Além disso, o governo cancelou um programa popular que ajudava escolas e bancos de alimentos a comprar alimentos de agricultores locais, embora muitas plantações já estivessem em andamento quando o cancelamento foi anunciado. Esses alimentos precisaram encontrar novos compradores ou enfrentaram risco de desperdício, enquanto os agricultores perderam uma fonte essencial de receita para manter seus negócios.
A paralisação do governo no outono de 2025 deixou o principal programa federal de ajuda alimentar, o SNAP, em limbo por semanas, comprometendo a capacidade das comunidades de atender suas necessidades básicas.
Supermercados, que se beneficiam de forma significativa dos recursos do SNAP, anunciaram descontos para beneficiários como forma de ajudar as famílias e impedir que alimentos estragassem antes de serem vendidos.
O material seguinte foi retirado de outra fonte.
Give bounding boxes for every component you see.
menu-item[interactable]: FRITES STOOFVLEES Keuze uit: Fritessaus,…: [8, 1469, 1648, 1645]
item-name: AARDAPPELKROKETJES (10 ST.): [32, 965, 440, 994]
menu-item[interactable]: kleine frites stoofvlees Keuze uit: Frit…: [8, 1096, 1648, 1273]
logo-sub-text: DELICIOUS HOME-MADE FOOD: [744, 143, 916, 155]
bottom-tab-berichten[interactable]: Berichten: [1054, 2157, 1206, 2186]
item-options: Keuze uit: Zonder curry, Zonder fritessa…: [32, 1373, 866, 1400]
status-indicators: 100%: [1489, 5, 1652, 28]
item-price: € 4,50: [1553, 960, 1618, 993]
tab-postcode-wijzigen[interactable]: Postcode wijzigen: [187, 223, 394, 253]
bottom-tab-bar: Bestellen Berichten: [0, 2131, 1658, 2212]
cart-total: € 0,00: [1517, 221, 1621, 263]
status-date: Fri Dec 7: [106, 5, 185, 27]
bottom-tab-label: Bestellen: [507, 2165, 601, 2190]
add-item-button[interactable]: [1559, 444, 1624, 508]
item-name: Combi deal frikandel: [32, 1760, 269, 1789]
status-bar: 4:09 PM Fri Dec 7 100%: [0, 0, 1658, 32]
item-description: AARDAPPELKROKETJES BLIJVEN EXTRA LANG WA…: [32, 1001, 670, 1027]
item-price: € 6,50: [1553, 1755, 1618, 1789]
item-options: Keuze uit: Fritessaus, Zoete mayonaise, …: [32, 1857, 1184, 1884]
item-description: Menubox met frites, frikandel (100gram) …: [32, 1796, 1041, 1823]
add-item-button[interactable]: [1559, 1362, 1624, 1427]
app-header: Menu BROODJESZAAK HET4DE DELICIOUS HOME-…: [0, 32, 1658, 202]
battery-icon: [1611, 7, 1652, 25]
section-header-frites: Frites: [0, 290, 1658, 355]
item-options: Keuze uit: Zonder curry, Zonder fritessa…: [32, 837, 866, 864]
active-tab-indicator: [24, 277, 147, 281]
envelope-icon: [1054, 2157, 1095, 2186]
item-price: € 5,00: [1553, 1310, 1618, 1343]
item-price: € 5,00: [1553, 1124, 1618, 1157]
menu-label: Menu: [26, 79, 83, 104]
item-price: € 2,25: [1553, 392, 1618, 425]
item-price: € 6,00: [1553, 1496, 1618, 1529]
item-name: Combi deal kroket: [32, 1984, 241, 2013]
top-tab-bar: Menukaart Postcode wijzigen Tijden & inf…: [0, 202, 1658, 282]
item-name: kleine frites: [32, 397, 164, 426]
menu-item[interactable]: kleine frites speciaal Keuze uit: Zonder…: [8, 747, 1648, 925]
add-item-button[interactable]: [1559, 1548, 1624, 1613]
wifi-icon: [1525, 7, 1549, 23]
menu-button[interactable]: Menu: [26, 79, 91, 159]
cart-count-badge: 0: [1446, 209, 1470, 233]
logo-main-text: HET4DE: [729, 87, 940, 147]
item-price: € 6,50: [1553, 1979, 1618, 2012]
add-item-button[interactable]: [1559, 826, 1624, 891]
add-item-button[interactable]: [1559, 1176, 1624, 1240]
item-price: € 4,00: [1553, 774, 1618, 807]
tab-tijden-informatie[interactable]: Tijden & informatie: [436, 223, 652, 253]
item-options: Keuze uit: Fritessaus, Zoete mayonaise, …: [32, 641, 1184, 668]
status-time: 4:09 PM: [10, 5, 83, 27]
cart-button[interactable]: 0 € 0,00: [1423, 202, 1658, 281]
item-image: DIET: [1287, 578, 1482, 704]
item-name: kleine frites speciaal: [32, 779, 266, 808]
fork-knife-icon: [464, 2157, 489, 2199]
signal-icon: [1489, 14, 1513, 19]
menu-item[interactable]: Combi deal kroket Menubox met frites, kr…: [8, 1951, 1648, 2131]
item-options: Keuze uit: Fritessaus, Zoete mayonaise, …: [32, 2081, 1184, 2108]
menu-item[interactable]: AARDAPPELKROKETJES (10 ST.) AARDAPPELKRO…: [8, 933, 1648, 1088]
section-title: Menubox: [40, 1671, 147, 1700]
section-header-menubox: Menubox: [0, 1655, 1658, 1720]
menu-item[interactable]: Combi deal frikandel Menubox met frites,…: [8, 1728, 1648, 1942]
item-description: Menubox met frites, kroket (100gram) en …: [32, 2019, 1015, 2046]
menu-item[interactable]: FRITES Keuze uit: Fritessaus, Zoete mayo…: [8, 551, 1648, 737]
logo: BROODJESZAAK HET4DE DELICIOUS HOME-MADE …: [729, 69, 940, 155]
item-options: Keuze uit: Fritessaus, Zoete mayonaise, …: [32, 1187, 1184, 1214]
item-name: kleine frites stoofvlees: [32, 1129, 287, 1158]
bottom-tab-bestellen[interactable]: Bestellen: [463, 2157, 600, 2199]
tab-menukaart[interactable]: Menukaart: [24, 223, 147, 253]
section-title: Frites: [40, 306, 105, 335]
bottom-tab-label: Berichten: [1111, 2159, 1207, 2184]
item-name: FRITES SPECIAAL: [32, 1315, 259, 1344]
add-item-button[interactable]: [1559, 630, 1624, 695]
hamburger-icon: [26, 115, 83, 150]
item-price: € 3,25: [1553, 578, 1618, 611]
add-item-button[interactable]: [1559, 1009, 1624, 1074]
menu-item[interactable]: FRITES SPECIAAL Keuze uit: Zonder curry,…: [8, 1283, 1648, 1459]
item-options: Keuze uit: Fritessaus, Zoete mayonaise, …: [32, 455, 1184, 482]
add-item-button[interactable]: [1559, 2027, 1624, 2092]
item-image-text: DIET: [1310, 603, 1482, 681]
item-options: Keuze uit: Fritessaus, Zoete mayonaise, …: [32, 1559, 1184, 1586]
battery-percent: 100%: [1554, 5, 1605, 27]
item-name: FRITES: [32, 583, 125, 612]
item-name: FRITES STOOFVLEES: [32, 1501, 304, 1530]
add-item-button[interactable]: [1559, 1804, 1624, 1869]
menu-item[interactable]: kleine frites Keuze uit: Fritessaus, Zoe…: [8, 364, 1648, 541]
O Departamento de Agricultura ordenou que não o fizessem, alegando que clientes do SNAP devem pagar os mesmos preços que os demais consumidores.
O desperdício de alimentos não começou com o governo Trump. Mas as políticas de sua administração — apesar do discurso de eficiência — ampliaram perdas volumosas em um momento de crescente necessidade.
A estudante de mestrado da Escola de Serviço Internacional da American University Laurel Levin contribuiu para a redação deste artigo.